The buzz of mindfulness has been going around for some time. Companies and schools are picking it up and installing mindfulness programs. There are some benefits to practicing mindfulness indeed, but they seem to be hugely overrated. Contrary to bold claims that it increases happiness, there is no reliable research to back this. While mindfulness meditations do bring some benefits to clinically depressed patients, there is no big evidence it brings happiness to ordinary people.
Mindfulness is not supposed to add to your stress!
Mindfulness meditations seem to be a good gateway to some good things, such as stress relief, but only provided you do it in a way that does not actually add to your stress. If you find yourself questioning whether you are doing your mindfulness meditation correctly, you are adding to your agitation rather than reducing it. If, on the other hand, you approach it like an accomplishment thinking how great you are for doing it, you are reinforcing narcissistic and self-consciousness tendencies that are the very thing mindfulness is supposed to relieve you from.

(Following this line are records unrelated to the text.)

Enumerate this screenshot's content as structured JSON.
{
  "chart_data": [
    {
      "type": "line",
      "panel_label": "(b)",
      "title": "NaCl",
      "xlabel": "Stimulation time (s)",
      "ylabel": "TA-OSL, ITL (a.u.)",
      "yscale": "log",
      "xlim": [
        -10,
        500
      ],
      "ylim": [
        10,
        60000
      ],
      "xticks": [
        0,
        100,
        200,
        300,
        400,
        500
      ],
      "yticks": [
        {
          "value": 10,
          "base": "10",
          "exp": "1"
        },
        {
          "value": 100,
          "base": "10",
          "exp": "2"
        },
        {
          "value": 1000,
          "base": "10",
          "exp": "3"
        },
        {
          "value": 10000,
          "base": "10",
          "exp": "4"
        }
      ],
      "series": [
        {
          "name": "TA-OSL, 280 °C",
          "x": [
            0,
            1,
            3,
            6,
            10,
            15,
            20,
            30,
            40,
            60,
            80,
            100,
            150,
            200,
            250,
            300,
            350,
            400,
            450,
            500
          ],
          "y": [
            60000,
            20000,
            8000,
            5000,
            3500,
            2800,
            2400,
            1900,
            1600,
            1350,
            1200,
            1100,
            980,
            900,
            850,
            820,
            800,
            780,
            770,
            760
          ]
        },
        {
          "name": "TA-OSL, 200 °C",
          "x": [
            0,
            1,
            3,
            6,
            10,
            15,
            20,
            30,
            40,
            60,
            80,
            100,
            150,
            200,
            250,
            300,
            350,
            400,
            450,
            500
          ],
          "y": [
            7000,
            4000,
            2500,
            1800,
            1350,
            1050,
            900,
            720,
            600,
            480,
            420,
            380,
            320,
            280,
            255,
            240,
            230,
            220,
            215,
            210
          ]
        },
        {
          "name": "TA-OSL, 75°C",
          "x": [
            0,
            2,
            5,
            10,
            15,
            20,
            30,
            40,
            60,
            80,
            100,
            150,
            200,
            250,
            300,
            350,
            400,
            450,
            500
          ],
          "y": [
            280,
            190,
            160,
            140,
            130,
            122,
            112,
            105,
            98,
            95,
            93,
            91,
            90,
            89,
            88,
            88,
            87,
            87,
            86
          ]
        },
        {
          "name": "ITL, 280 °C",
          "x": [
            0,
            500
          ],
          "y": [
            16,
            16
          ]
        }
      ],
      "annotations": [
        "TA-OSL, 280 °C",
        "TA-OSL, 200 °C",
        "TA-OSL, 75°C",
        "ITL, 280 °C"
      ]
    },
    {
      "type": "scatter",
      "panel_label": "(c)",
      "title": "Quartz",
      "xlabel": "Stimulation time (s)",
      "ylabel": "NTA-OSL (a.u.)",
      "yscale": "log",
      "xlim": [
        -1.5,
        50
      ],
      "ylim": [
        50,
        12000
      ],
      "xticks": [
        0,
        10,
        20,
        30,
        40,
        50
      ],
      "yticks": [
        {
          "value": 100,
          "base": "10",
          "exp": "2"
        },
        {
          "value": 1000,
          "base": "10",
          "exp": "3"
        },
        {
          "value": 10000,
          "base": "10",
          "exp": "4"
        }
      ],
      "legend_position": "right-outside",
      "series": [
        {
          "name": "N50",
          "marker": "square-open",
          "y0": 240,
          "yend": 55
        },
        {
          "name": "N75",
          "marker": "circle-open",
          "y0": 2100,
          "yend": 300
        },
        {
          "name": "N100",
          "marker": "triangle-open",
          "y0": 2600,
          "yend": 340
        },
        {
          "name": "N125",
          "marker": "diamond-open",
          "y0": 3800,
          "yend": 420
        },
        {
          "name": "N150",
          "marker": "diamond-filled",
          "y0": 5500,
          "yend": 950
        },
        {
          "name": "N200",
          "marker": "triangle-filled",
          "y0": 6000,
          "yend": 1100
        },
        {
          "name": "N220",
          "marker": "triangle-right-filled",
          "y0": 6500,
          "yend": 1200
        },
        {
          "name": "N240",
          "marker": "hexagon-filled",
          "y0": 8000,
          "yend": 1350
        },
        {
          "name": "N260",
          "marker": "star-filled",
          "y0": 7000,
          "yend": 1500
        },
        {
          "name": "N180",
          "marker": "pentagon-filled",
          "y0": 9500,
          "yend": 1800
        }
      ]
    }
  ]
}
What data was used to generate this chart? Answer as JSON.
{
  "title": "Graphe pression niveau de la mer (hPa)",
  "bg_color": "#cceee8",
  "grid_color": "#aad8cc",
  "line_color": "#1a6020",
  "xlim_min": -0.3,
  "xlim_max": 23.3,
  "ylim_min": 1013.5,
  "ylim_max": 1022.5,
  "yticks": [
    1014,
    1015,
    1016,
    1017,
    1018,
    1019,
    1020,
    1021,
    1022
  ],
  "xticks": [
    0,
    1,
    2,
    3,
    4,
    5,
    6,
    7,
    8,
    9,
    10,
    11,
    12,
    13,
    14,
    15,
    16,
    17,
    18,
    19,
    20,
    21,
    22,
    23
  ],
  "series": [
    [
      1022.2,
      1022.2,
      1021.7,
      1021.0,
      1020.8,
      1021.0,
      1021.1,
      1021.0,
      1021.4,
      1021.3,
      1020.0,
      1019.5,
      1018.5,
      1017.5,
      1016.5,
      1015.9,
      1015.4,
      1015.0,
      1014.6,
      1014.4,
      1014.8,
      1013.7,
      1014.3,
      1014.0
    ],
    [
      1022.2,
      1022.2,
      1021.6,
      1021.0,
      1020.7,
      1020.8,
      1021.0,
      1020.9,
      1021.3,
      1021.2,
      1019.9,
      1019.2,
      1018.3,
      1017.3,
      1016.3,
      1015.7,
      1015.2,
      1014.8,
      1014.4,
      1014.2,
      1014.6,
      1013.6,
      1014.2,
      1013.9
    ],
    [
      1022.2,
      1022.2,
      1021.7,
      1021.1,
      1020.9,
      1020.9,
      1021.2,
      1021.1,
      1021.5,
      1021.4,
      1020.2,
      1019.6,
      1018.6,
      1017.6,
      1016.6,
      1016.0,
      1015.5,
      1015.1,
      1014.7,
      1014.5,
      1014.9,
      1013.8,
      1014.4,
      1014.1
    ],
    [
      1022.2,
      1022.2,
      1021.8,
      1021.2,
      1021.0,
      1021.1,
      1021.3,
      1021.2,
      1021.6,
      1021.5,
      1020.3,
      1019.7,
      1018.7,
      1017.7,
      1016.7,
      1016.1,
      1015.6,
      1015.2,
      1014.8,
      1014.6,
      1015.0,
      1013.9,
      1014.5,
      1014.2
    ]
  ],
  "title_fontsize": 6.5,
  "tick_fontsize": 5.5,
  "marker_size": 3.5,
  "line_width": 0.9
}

Straining to be mindful and patting yourself on the back for doing so defeats the purpose.
Mindfulness is often associated with focus and concentration
And indeed, there is big value in being able to command one’s focus of attention among all the information noise we are flooded with. Training to fully focus on something at hand like your breath, as mindfulness teaches, is a good training wheel but why stop there? Why not let it go to better and nicer things? What better and nicer things, you may ask? How about how you will be being and feeling once you have resolved your problems? Your brain is a lovely time- and distance travel-machine, why not use it?
Mindfulness is supposed to be about the present moment
What exactly are the benefits of the present moment? When I focus on the present moment to the exclusion of everything else, I feel like I am depriving myself of one of the advantages of human cognition: the ability to hold past and present and future simultaneously. Having a concept of the future is one of the things that are unique to humans as compared to animals. Animals don‘t plan for future; as for the past, judging by how quickly an animal can recover from a near-death encounter with a predator and within minutes calmly graze grass again, shows that the past has no big grip on animals either. Animals are fully in the now but why should we strive for that?
To be fair, our lives are often much more fulfilling lived outside the present than in it. After all, where are you visions and goals if not in the future? And how do you build on your experiences and learnings if you are not able to hold the past against the future and compare alternative scenarios? Why shun automated actions and autopilot activities when they are in fact shortcuts to this kind of freedom of the mind that lets it go anywhere? Why banish this kind of journeys to focus on your breath?
Good things feel good
Finally, does mindfulness feel good? Because good things do. Practices that slows down your heartbeat feel relaxing. If focusing on your breath slows you down, it is a good gateway to relaxation. But then, to some, me included, putting the body through some stress by doing physical exercises is more relaxing to both my body and mind than putting my mind on my breath. Your muscles feel more relaxed after you have tensed them than if you have not.
What is important is taking time to do things that feel good. And who is to say how this is best done? It may be a leisurely walk, it can be a nap. Somebody else’s recipes may not work for you. It is a great idea for companies and schools to schedule leisure time but mandating how is is to be spent may have the opposite effect. If mindfulness is about being mindful to your own needs, I am all for it! Do it your own way!